Location
- Country: Bosnia and Herzegovina

Physical characteristics
- • location: Neretva
- • coordinates: 43°15′12″N 17°49′28″E﻿ / ﻿43.2534°N 17.8244°E

Basin features
- Progression: Ugrovača→ Brina→ Lištica→ Jasenica→ Neretva→ Adriatic Sea

= Jasenica (Neretva) =

Sinking river in Bosnia and Herzegovina

Jasenica is a sinking river in Bosnia and Herzegovina. It begins as the Ugrovača river, runs through canyon where it gets new name, the Brina, and flows into the town of Široki Brijeg.

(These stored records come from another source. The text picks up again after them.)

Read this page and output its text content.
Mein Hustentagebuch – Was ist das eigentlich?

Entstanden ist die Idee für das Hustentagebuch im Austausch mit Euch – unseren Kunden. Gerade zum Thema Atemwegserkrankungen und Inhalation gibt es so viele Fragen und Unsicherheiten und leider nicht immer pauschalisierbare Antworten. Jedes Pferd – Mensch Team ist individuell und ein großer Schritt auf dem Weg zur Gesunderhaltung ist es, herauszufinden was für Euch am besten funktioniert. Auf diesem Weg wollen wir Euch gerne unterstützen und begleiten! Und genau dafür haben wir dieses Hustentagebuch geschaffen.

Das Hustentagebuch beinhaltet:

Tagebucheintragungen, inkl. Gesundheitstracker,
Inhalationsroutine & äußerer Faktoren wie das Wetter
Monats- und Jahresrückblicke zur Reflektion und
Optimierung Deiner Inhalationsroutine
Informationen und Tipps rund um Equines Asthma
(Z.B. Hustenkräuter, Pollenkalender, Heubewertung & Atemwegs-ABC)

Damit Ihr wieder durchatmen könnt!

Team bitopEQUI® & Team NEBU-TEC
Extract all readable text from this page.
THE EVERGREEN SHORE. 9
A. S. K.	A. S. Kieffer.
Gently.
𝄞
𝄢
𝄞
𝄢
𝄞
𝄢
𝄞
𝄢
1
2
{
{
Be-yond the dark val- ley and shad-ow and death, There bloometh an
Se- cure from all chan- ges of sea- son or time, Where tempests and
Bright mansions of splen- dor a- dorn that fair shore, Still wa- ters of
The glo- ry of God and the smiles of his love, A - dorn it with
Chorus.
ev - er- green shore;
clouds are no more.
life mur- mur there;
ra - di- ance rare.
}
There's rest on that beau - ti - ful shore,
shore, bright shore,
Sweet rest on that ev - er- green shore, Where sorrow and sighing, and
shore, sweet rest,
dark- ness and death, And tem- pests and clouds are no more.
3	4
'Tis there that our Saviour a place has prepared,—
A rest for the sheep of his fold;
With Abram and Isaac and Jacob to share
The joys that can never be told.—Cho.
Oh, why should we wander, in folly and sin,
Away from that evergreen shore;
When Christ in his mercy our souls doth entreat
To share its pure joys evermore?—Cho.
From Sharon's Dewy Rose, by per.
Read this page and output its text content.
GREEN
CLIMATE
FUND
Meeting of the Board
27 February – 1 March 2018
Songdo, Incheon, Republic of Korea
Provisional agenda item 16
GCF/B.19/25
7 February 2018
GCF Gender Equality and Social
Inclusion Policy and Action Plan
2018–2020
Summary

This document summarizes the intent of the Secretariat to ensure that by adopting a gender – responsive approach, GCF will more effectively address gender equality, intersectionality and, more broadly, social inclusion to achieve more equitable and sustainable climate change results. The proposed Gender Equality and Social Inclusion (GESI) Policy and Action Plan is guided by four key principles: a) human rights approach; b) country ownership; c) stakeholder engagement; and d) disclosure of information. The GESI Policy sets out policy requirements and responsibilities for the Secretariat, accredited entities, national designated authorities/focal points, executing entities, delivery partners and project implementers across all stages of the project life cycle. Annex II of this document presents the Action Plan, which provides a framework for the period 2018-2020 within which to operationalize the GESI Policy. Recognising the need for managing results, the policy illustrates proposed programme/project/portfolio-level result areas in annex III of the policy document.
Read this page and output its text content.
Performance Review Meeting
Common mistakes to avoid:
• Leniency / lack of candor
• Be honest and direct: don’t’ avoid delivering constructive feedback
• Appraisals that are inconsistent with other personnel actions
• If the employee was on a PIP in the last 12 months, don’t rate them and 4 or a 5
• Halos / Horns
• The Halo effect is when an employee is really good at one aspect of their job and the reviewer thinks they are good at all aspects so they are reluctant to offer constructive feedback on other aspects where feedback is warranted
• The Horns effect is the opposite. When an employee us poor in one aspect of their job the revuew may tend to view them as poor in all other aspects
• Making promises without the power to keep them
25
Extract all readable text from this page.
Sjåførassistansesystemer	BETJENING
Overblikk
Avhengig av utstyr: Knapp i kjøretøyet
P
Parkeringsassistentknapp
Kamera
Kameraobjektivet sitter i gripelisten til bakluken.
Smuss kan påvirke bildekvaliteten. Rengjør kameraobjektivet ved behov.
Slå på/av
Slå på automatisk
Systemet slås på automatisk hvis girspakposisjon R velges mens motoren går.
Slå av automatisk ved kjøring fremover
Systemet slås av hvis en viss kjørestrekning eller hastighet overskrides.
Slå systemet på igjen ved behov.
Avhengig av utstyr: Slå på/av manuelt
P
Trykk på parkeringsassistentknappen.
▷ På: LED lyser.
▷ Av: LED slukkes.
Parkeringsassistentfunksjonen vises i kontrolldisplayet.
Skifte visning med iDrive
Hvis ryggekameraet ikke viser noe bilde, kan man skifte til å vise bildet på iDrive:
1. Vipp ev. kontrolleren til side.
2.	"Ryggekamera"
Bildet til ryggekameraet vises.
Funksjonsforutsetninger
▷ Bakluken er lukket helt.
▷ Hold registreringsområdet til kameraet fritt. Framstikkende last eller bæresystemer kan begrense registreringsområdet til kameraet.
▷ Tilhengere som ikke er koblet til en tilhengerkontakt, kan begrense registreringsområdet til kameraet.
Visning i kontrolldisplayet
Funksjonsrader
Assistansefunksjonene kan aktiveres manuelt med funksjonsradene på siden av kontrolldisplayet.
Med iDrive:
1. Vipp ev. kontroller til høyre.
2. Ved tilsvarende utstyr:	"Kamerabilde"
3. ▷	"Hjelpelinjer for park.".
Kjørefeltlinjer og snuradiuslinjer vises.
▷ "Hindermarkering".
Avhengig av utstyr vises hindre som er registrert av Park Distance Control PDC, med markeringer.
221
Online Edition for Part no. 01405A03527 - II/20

Here it connects with the Borak wellspring that rises at the base of the mountainside near Široki Brijeg, thus creating the Lištica river.

==Sinking river==
The Lištica sinks in the area of Mostarsko Blato seasonal lake and appears as the Jasenica, in eponymous village Jasenica in Rodoč suburb of Mostar. After short course it empties into the Neretva near Ortiješ, south of Mostar.

==Water utilization==
The river Lištica/Jasenica is listed as the second coldest river in Europe, and is prone to constant flooding mostly during winter. For the second reason waters of the Lištica is utilized with Mostarsko Blato Hydroelectric Power Station. Power station on the Lištica river/Jasenica is located in Jasenica village, Rodoč. Installed capacity of this plant is 60 MW.